Embora classificações por raça, religião, gênero e nacionalidade ganhem mais páginas na imprensa, nós classificamos pessoas de muitas outras maneiras também. É provável que todos possamos nos lembrar de casos em que juntamos atletas com atletas ou banqueiros com banqueiros, quando nós e outros classificamos pessoas que conhecemos de acordo com profissão, aparência, etnia, educação, idade, cor do cabelo e até pelos automóveis que dirigem. (MLODINOW,2013,p.131)

Metodologia

Como o estudo será nas obras de Clarice Lispector e necessitará de pesquisas na área de psicologia social, as análises e apontamentos será de caráter qualitativo, já que, propõe analisar os dados , de forma não a obter um resultado de enumeração e medidas, e sim para avaliar e compreender os eventos aqui expostos.
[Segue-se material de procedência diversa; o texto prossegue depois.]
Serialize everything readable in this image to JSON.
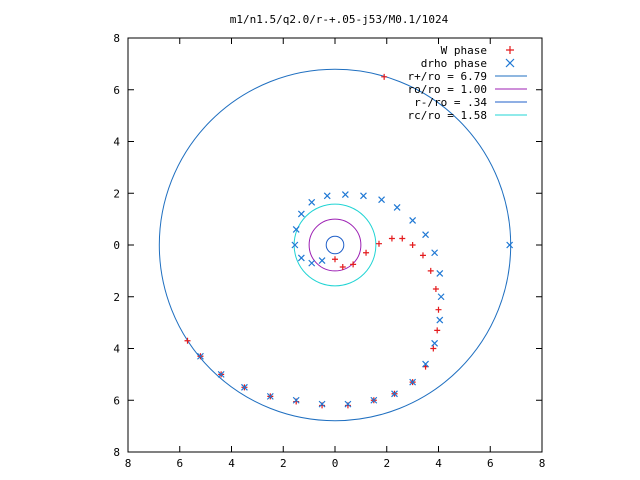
{
  "chart_data": {
    "type": "scatter",
    "title": "m1/n1.5/q2.0/r-+.05-j53/M0.1/1024",
    "xlabel": "",
    "ylabel": "",
    "xlim": [
      -8,
      8
    ],
    "ylim": [
      -8,
      8
    ],
    "x_ticks": [
      -8,
      -6,
      -4,
      -2,
      0,
      2,
      4,
      6,
      8
    ],
    "y_ticks": [
      -8,
      -6,
      -4,
      -2,
      0,
      2,
      4,
      6,
      8
    ],
    "x_tick_labels": [
      "8",
      "6",
      "4",
      "2",
      "0",
      "2",
      "4",
      "6",
      "8"
    ],
    "y_tick_labels": [
      "8",
      "6",
      "4",
      "2",
      "0",
      "2",
      "4",
      "6",
      "8"
    ],
    "grid": false,
    "legend_position": "top-right",
    "series": [
      {
        "name": "W phase",
        "kind": "points",
        "marker": "plus",
        "color": "#e41a1c",
        "points": [
          [
            0.0,
            -0.55
          ],
          [
            0.3,
            -0.85
          ],
          [
            0.7,
            -0.75
          ],
          [
            1.2,
            -0.3
          ],
          [
            1.7,
            0.05
          ],
          [
            2.2,
            0.25
          ],
          [
            2.6,
            0.25
          ],
          [
            3.0,
            0.0
          ],
          [
            3.4,
            -0.4
          ],
          [
            3.7,
            -1.0
          ],
          [
            3.9,
            -1.7
          ],
          [
            4.0,
            -2.5
          ],
          [
            3.95,
            -3.3
          ],
          [
            3.8,
            -4.0
          ],
          [
            3.5,
            -4.7
          ],
          [
            3.0,
            -5.3
          ],
          [
            2.3,
            -5.75
          ],
          [
            1.5,
            -6.0
          ],
          [
            0.5,
            -6.2
          ],
          [
            -0.5,
            -6.2
          ],
          [
            -1.5,
            -6.05
          ],
          [
            -2.5,
            -5.85
          ],
          [
            -3.5,
            -5.5
          ],
          [
            -4.4,
            -5.0
          ],
          [
            -5.2,
            -4.3
          ],
          [
            -5.7,
            -3.7
          ],
          [
            1.9,
            6.5
          ]
        ]
      },
      {
        "name": "drho phase",
        "kind": "points",
        "marker": "cross",
        "color": "#1f78d4",
        "points": [
          [
            -0.5,
            -0.6
          ],
          [
            -0.9,
            -0.7
          ],
          [
            -1.3,
            -0.5
          ],
          [
            -1.55,
            0.0
          ],
          [
            -1.5,
            0.6
          ],
          [
            -1.3,
            1.2
          ],
          [
            -0.9,
            1.65
          ],
          [
            -0.3,
            1.9
          ],
          [
            0.4,
            1.95
          ],
          [
            1.1,
            1.9
          ],
          [
            1.8,
            1.75
          ],
          [
            2.4,
            1.45
          ],
          [
            3.0,
            0.95
          ],
          [
            3.5,
            0.4
          ],
          [
            3.85,
            -0.3
          ],
          [
            4.05,
            -1.1
          ],
          [
            4.1,
            -2.0
          ],
          [
            4.05,
            -2.9
          ],
          [
            3.85,
            -3.8
          ],
          [
            3.5,
            -4.6
          ],
          [
            3.0,
            -5.3
          ],
          [
            2.3,
            -5.75
          ],
          [
            1.5,
            -6.0
          ],
          [
            0.5,
            -6.15
          ],
          [
            -0.5,
            -6.15
          ],
          [
            -1.5,
            -6.0
          ],
          [
            -2.5,
            -5.85
          ],
          [
            -3.5,
            -5.5
          ],
          [
            -4.4,
            -5.0
          ],
          [
            -5.2,
            -4.3
          ],
          [
            6.75,
            0.0
          ]
        ]
      },
      {
        "name": "r+/ro = 6.79",
        "kind": "circle",
        "radius": 6.79,
        "color": "#1f6fc0"
      },
      {
        "name": "ro/ro = 1.00",
        "kind": "circle",
        "radius": 1.0,
        "color": "#9c1fb3"
      },
      {
        "name": "r-/ro = .34",
        "kind": "circle",
        "radius": 0.34,
        "color": "#1f5fc8"
      },
      {
        "name": "rc/ro = 1.58",
        "kind": "circle",
        "radius": 1.58,
        "color": "#21d4d4"
      }
    ]
  }
}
Serão utilizadas diversas abordagens, para encontrar diferentes e vários autores que tratam ou se aproximem do tema do trabalho. Então, os estudos serão desenvolvidos com pesquisa bibliográfica ao utilizar artigos, livros e teorias, para conceituar “Estereótipos sociais” e avaliar as obras de Clarice Lispector, que se encontram no livro já mencionado, “Legião Estrangeira” (1999).

Para a avaliação, e uma conclusão do pressuposto, será utilizado o método do fichamento, para abranger e centralizar as idéias principais. Assim, fazendo apontamentos sobre os contos, e das obras que foram propostas analisar. Para, finalizar com um embasamento teórico bem trabalhado que avaliem bem a cerca do tema.